A number of anticorruption initiatives had been launched under President Amadou Toumani Touré’s administration, including the creation of a general auditor’s office. However, corruption remained a problem in government, public procurement, and both public and private contracting. Mali was ranked 105 out of 176 countries surveyed in Transparency International’s 2012 Corruption Perceptions Index.
Mali’s media were considered among the freest in Africa before the 2012 rebellion and coup. Criminal libel laws had not been invoked by authorities since 2007, and there were no reports of harassment or intimidation of journalists in 2011. During 2012, however, an unprecedented number of journalists were illegally detained and tortured by the military and Islamist militants. Interviews with former president Touré and rebels were forbidden by the junta, and the national broadcaster was stormed by the military in April. The attacks on journalists decreased significantly in the second half of the year.
Mali’s population is predominantly Muslim, and the High Islamic Council has a significant influence over politics. However, the state is secular, and minority religious rights are protected by law. In the north during 2012, Islamist militants imposed a crude form of Sharia (Islamic law) and destroyed Sufi Muslim shrines and other sacred sites that they deemed un-Islamic. Academic freedom was also suppressed in the rebel-held north.
Freedoms of assembly and association were respected prior to the coup, and nongovernmental organizations operated actively without interference. The constitution guarantees workers the right to form unions and to strike, with some limitations regarding essential services and compulsory arbitration. Since the rebellion and coup, people’s ability to protest, engage in civic advocacy, or assert labor rights has been sharply curtailed across the country, particularly in the north.
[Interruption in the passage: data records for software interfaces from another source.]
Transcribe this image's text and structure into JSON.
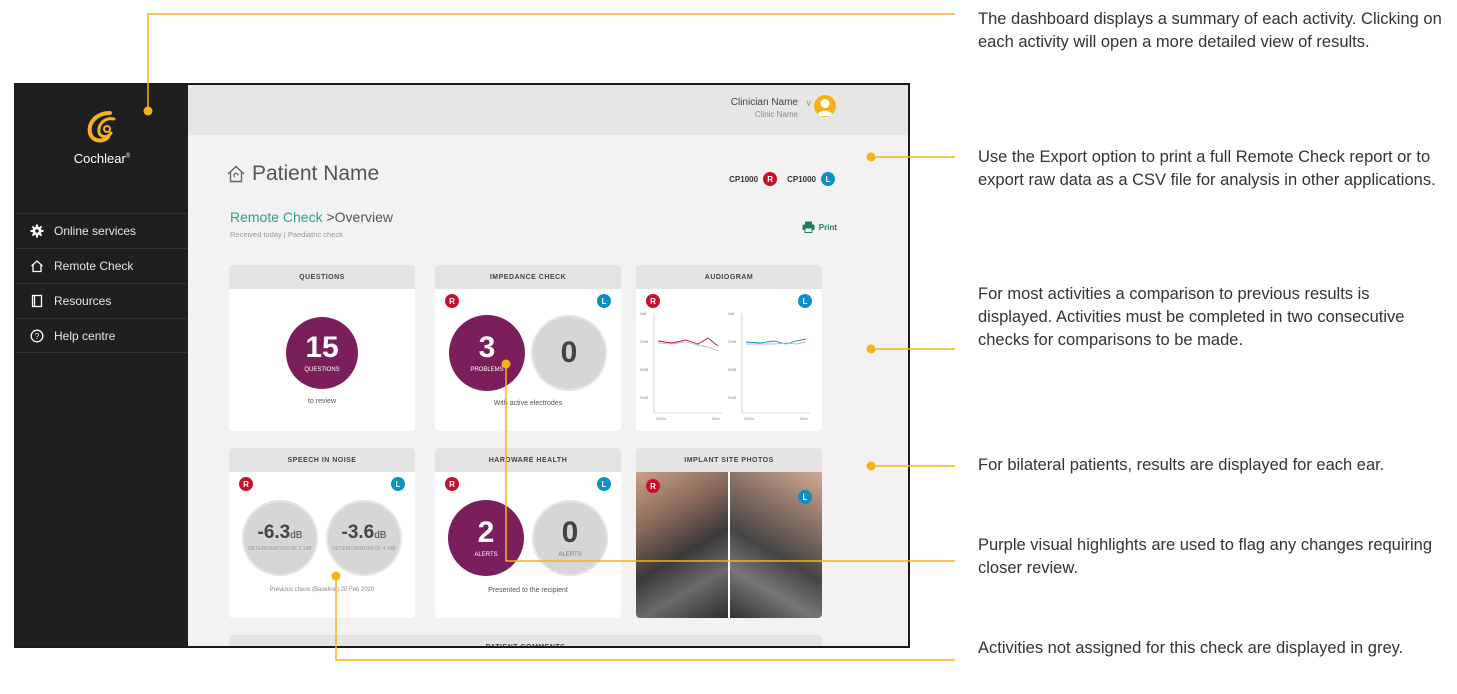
{
  "colors": {
    "accent": "#f5b21a",
    "purple": "#7a1f5c",
    "right_ear": "#c8102e",
    "left_ear": "#0d8fc4",
    "teal": "#2e9e8f"
  },
  "sidebar": {
    "brand": "Cochlear",
    "items": [
      {
        "label": "Online services",
        "icon": "gear-icon"
      },
      {
        "label": "Remote Check",
        "icon": "home-ear-icon"
      },
      {
        "label": "Resources",
        "icon": "book-icon"
      },
      {
        "label": "Help centre",
        "icon": "help-icon"
      }
    ]
  },
  "header": {
    "clinician_name": "Clinician Name",
    "clinic_name": "Clinic Name"
  },
  "patient": {
    "name": "Patient Name",
    "device_right": "CP1000",
    "device_left": "CP1000",
    "breadcrumb_section": "Remote Check",
    "breadcrumb_sep": ">",
    "breadcrumb_page": "Overview",
    "subtitle": "Received today | Paediatric check",
    "print_label": "Print",
    "right_letter": "R",
    "left_letter": "L"
  },
  "cards": {
    "questions": {
      "title": "QUESTIONS",
      "count": "15",
      "count_label": "QUESTIONS",
      "caption": "to review"
    },
    "impedance": {
      "title": "IMPEDANCE CHECK",
      "right_value": "3",
      "right_label": "PROBLEMS",
      "left_value": "0",
      "caption": "With active electrodes"
    },
    "audiogram": {
      "title": "AUDIOGRAM",
      "y_ticks": [
        "0dB",
        "30dB",
        "60dB",
        "90dB"
      ],
      "x_ticks": [
        "250Hz",
        "8kHz"
      ]
    },
    "speech": {
      "title": "SPEECH IN NOISE",
      "right_value": "-6.3",
      "right_unit": "dB",
      "right_label": "DETERIORATION OF 2.1dB",
      "left_value": "-3.6",
      "left_unit": "dB",
      "left_label": "DETERIORATION OF 4.7dB",
      "caption": "Previous check (Baseline) 20 Feb 2020"
    },
    "hardware": {
      "title": "HARDWARE HEALTH",
      "right_value": "2",
      "right_label": "ALERTS",
      "left_value": "0",
      "left_label": "ALERTS",
      "caption": "Presented to the recipient"
    },
    "photos": {
      "title": "IMPLANT SITE PHOTOS"
    },
    "comments": {
      "title": "PATIENT COMMENTS"
    }
  },
  "annotations": [
    "The dashboard displays a summary of each activity. Clicking on each activity will open a more detailed view of results.",
    "Use the Export option to print a full Remote Check report or to export raw data as a CSV file for analysis in other applications.",
    "For most activities a comparison to previous results is displayed. Activities must be completed in two consecutive checks for comparisons to be made.",
    "For bilateral patients, results are displayed for each ear.",
    "Purple visual highlights are used to flag any changes requiring closer review.",
    "Activities not assigned for this check are displayed in grey."
  ]
}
The judiciary, whose members were appointed by the executive under the constitution, was not independent. Traditional authorities decided the majority of disputes in rural areas. A 2010 law called for the establishment of Centers for Access to Rights and Justice, which would provide citizens with information about their legal rights and judicial procedures, but the facilities were not operational by the time of the coup. Under the elected government, detainees were not always charged within the 48-hour period set by law, and police brutality had been reported, though the courts convicted some perpetrators. During 2012, however, people accused of crimes or perceived moral offenses were summarily punished and even executed in the north, while the junta regularly engaged in arbitrary arrests and detentions in the south.
No ethnic group predominates in the government or security forces. Long-standing tensions between the more populous nonpastoralist ethnic groups and the Moor and Tuareg pastoralist groups have often fueled intermittent instability, leading up to the rebellion of 2012.
Women have been underrepresented in high political posts. Mali’s first woman prime minister took office in 2011. Domestic violence against women is widespread, and cultural traditions have hindered reform. Despite the creation of the National Coordinating Committee for the Fight Against Trafficking and Related Activities in 2011, adult trafficking has not been criminalized, and Mali remains a source, destination, and transit country for women and children trafficked for the purposes of sexual exploitation and forced labor. Prosecution of suspected traffickers is infrequent, with only two convictions in 2011. Traditional forms of slavery and debt bondage persist, particularly in the north, with thousands of people estimated to be living in conditions of servitude. Women faced heightened harassment, threats, and violence in the north in 2012 due to militants’ enforcement of harsh restrictions on dress and behavior.